Of course, they can surprise you to a degree, but it's more surprising when you play somebody for the first time.”
It’s been a year of firsts for Wawrinka. After qualifying for the World Tour Finals for the first time back in November he’s gone from strength to strength, beating Novak Djokovic over five sets on the way to the Australian Open title in January and now claiming his first Masters title.
He’s not the most natural of clay-courters despite the surface being extremely popular in Switzerland but he adapts to the dirt exceptionally well and the bounce suits his long, flowing strokes.
Federer said he felt his friend deserved it after coming close in Masters events in the past.
“I think it's one of those finals that I could have won,” he said.
“But Stan, you know, was tougher at the end. I think he deserved it just a little bit more. He really found his range in the third set and started to hit bigger, deeper. He didn't miss that many second serve returns anymore.
I'm very happy for Stan. It's a huge win for him after winning his first Grand Slam this year, also to win his first Masters 1000. To take the opportunities when they're there, that's key in a tennis player's career.”

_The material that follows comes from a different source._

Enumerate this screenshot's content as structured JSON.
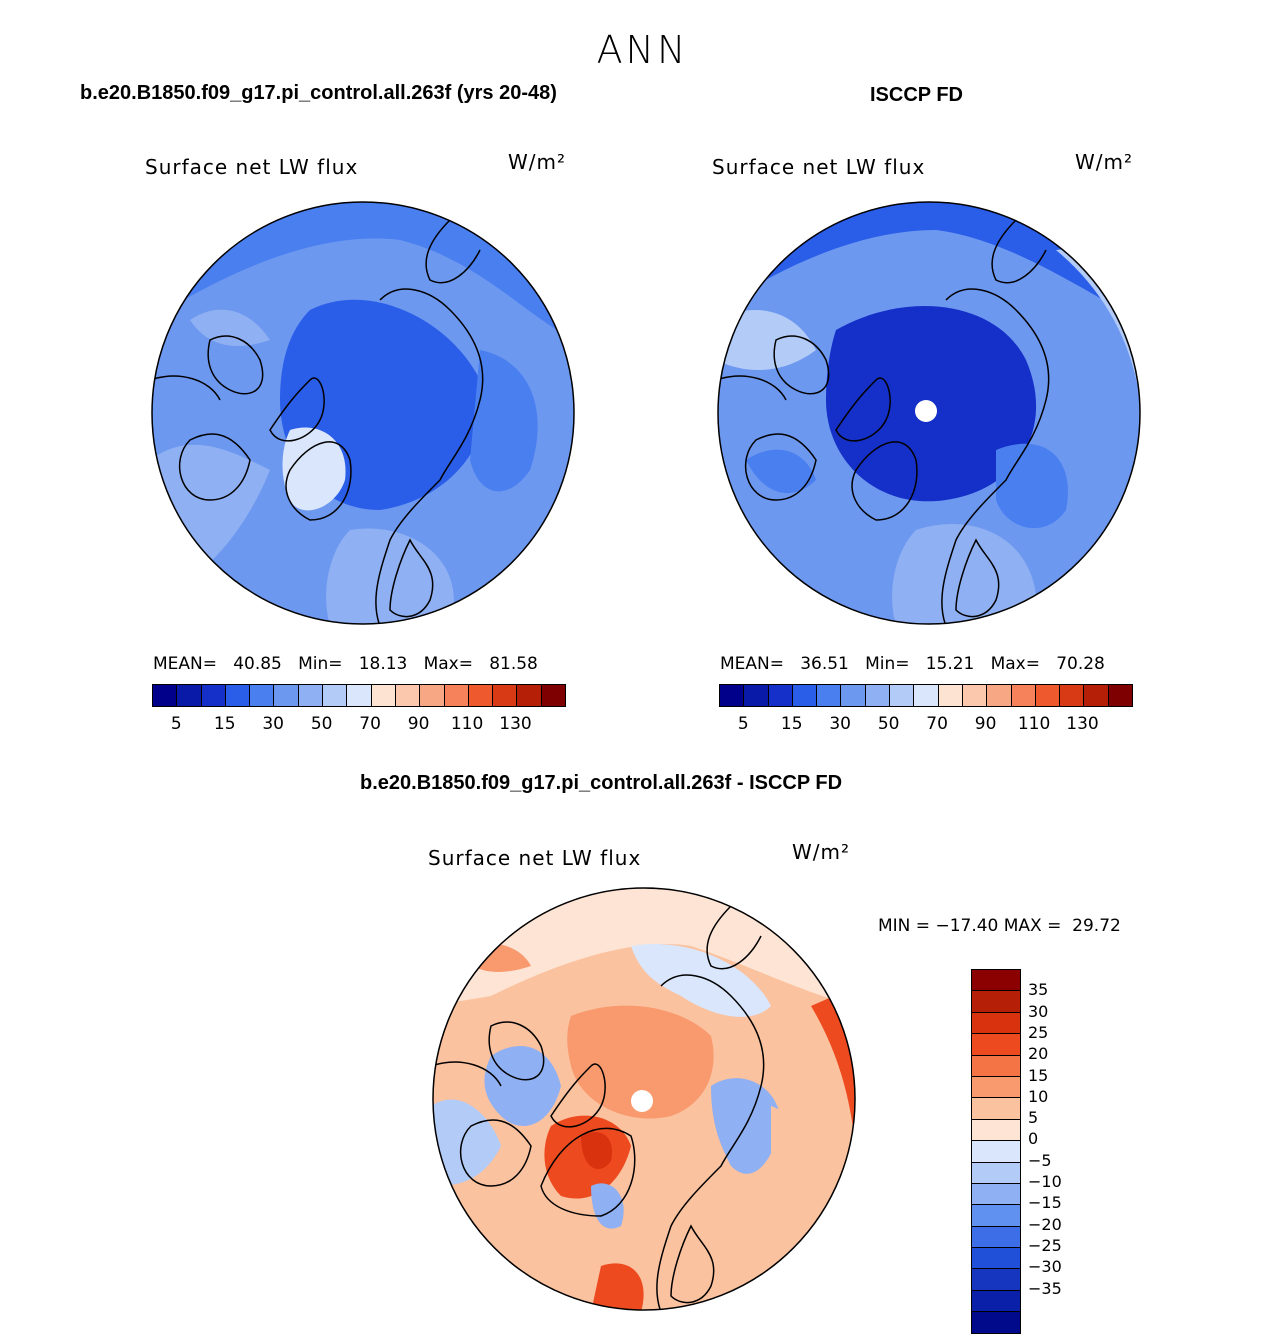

However from Federer’s perspective, he hasn’t really taken his opportunities this year, despite performing markedly better than he did during 2013.
He won the Dubai title in February but wasn’t able to get over the line in Indian Wells, losing a nailbiter to Djokovic and now he’s missed out in another big final. You have to go back to August 2012 to find the last time he landed a really big title and he’s keen to end that drought.
“I would have loved to have won a second title because I've come close a few times,” he said.
“That's my next objective, that I get to the very end more frequently. But I'm happy that the clay court season has started so well for me.”
Federer appears to be volleying a lot more sharply this year, after looking unusually uncertain when coming forwards during a number of his losses in 2013, in particular the defeat to Jo-Wilfried Tsonga at the French Open and his second round exit against Sergiy Stakhovsky at Wimbledon.
“I must say I feel actually quite confident and good at the net,” he said.
“I've definitely gone through phases as well in my career where I didn't just quite feel it. But now I think I'm choosing the right shots to come in on. I'm reading the plays well. I'm moving well at the net, even though on clay it's always a bit tricky with not having the grip so much like on the hard courts.
It’s something I definitely have to keep on doing.”
Federer revealed that he feels pretty tired after competing solidly for the past month with Monte Carlo following on from Indian Wells, Miami and Switzerland’s Davis Cup quarter-final against Kazakhstan.
Perhaps this match was simply one too many.
“I'm going back home because I need to recuperate,” he said. “I played with a lot of intensity during the past month and I'm happy that I can relax.
I wasn't able to do that after the Davis Cup tie. I feel that I'm tired. My body feels strange and I need to sleep. At the end of the third set, after the fifth day in a row of playing, I might have lacked that 2% that made a difference.”